Saturday, June 4, 2011
The Qi of Wild Tea and A Tasting of 2010 Fujian Wild Oolong
One received an interesting sample from Gingko of Life In Teacup a few months back. The well written initial posting by Gingko on the background of this tea brought up many interesting questions about wild tea. Questions such as, Why do the local people believe that wild tea has better health benefits than cultivated varieties?, and Why do these locals believe that tea (especially wild tea) is good for treating Liver conditions?
One thought it a good idea to discuss these questions before going into a tasting of this very enjoyable, unique, wild oolong (Thanks Ginko).
Why does wild tea have better health benefits than cultivated varieties?
There are many reasons why wild tea has better health benefits than cultivated varieties. All of the reasons share a similar similar core- wild teas are most in harmony with nature leading to the absorption of more of nature's energy thereby containing more powerful and effective chaqi. Wild teas have evolved and adapted to the climate, soil, and seasonal variances and therefore, contain in them, a natural energetic resistance towards environmental pathogenic factors which are said to not only negatively impact the health of plants and animals but humans as well. The use of artificial pesticides not only make the tea less pure but also make it less in tune with the rhythms of nature. Plants that are artificially harvested and especially plants that have been sprayed follow an artificial rhythm, not entirely set by nature becuase of their influence by man. A tea that has grown wild for many years in a certain area will have adapted to that area's environment, it is the same way that a people of a certain area have learned to adapt to that same environment because they share that environment. So consuming local wild tea harmonizes you and protects you from local climatic, environmental, and seasonal change which is thought to make your body more resistant to environmental changes that can lead to illness.
Why is tea (especially wild tea) good for Liver conditions?
Firstly it should be noted that the "Liver" in traditional Asian thought is very different than "Liver" organ in contemporary western medicine- they have different functions. Tea is thought to be closely connected to the Liver of traditional Asian thought. Tea is green, it is of the Wood Element, its energy is abundant in the spring, it is thought to store qi, it soothes the emotions and spreads qi throughout the body. The Liver also shares these qualities. Therefore it was thought that the consumption of tea could regulate an imbalance of energy of the Liver by harmonizing the Liver's functions to its own innately healthy functioning. The above mentioned explanation of wild tea makes it, quite naturally, more effective at harmonizing such imbalances.

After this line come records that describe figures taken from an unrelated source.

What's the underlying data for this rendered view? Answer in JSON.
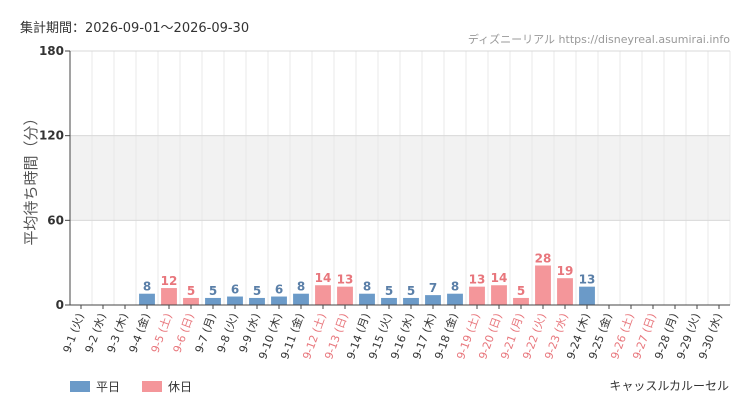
{
  "header": {
    "period_label": "集計期間：2026-09-01～2026-09-30",
    "source": "ディズニーリアル https://disneyreal.asumirai.info"
  },
  "footer": {
    "attraction": "キャッスルカルーセル"
  },
  "colors": {
    "weekday": "#6b9ac8",
    "holiday": "#f4969a",
    "weekday_text": "#5a7fa8",
    "holiday_text": "#e8767c"
  },
  "chart_data": {
    "type": "bar",
    "ylabel": "平均待ち時間（分）",
    "ylim": [
      0,
      180
    ],
    "yticks": [
      0,
      60,
      120,
      180
    ],
    "grid": true,
    "legend_placement": "bottom-left",
    "legend": [
      {
        "key": "weekday",
        "label": "平日"
      },
      {
        "key": "holiday",
        "label": "休日"
      }
    ],
    "categories": [
      "9-1 (火)",
      "9-2 (水)",
      "9-3 (木)",
      "9-4 (金)",
      "9-5 (土)",
      "9-6 (日)",
      "9-7 (月)",
      "9-8 (火)",
      "9-9 (水)",
      "9-10 (木)",
      "9-11 (金)",
      "9-12 (土)",
      "9-13 (日)",
      "9-14 (月)",
      "9-15 (火)",
      "9-16 (水)",
      "9-17 (木)",
      "9-18 (金)",
      "9-19 (土)",
      "9-20 (日)",
      "9-21 (月)",
      "9-22 (火)",
      "9-23 (水)",
      "9-24 (木)",
      "9-25 (金)",
      "9-26 (土)",
      "9-27 (日)",
      "9-28 (月)",
      "9-29 (火)",
      "9-30 (水)"
    ],
    "values": [
      null,
      null,
      null,
      8,
      12,
      5,
      5,
      6,
      5,
      6,
      8,
      14,
      13,
      8,
      5,
      5,
      7,
      8,
      13,
      14,
      5,
      28,
      19,
      13,
      null,
      null,
      null,
      null,
      null,
      null
    ],
    "day_type": [
      "weekday",
      "weekday",
      "weekday",
      "weekday",
      "holiday",
      "holiday",
      "weekday",
      "weekday",
      "weekday",
      "weekday",
      "weekday",
      "holiday",
      "holiday",
      "weekday",
      "weekday",
      "weekday",
      "weekday",
      "weekday",
      "holiday",
      "holiday",
      "holiday",
      "holiday",
      "holiday",
      "weekday",
      "weekday",
      "holiday",
      "holiday",
      "weekday",
      "weekday",
      "weekday"
    ]
  }
}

So does the 2010 wild Fujian oolong noticeably share some of these qualities???... lets boil the water, tear open the sample pack and enjoy this interesting tea to find out.
The dry leaf is an beautiful, uncut mixture of diverse green colours and leaf shape from pale to dark greens to delicate very small leaves to medium-largish harder leaves. They carry a spicy savory smell that is unique. They contain the fresh forested odours of a very young sheng puerh as well as sweet creamier notes of a Taiwanese oolong. This enjoyable juxtaposition of sheng puerh like qualities and Taiwanese oolong like qualities would play out in not only the smell of the dry leaves but also in the taste and feel of this tea throughout the session.
The first infusion presents creamy sweetness first with acidic spicy tanginess that moves from this initial sweetness and follows tastes of pear and pineapple. These tastes have a simple stand alone quality about them that makes them more individual and discernible in the mouth. It finishes sweet, simple, and flat in the mouth mainly covering the tongue in a thin film.
The second infusion starts much like the first infusion with a sweet and tangy start which fades into more spicy notes which overlap a predominately sweet base. The very sweet tangy taste reminds one of that sugary powered iced tea that you can find in supermarkets all over America. The sweet flavours really stand out because it feels like there is not much depth to anchor them down.
The third and fourth infusions are much of the same although the initial sweet tangy taste becomes slightly flatter. The following taste is still very strong and simple with spicy tropical fruits in a mouthfeel that has now became more full now coating the front and tongue but still somewhat evading the back and throat areas. The aftertaste develops a sweet-bland finish- even floral notes can be found in this sweet bland aftertaste. The chaqi is giving off a slightly floating lightheaded feeling and body sensation. Some strength pushes at the digestive center but this effect is somewhat mild.
The fifth, sixth, and seventh infusions stay much the same with tones of melon and banana noted in the simple stand offish sweet flavour. In the sixth, a sturdy, young bitterness starts to encroach on these tastes and in the seventh, the bitter taste is an element which shares room with still very noticeable sweet flavours.
This tea is taken to nine infusions still with sweet creamy tropical tastes still enjoyable amid bitter flavours. This oolong has great stamina which carries these simple but delicious tastes. The qi of this tea is strong, vibrant, and very relaxing even after nine infusions.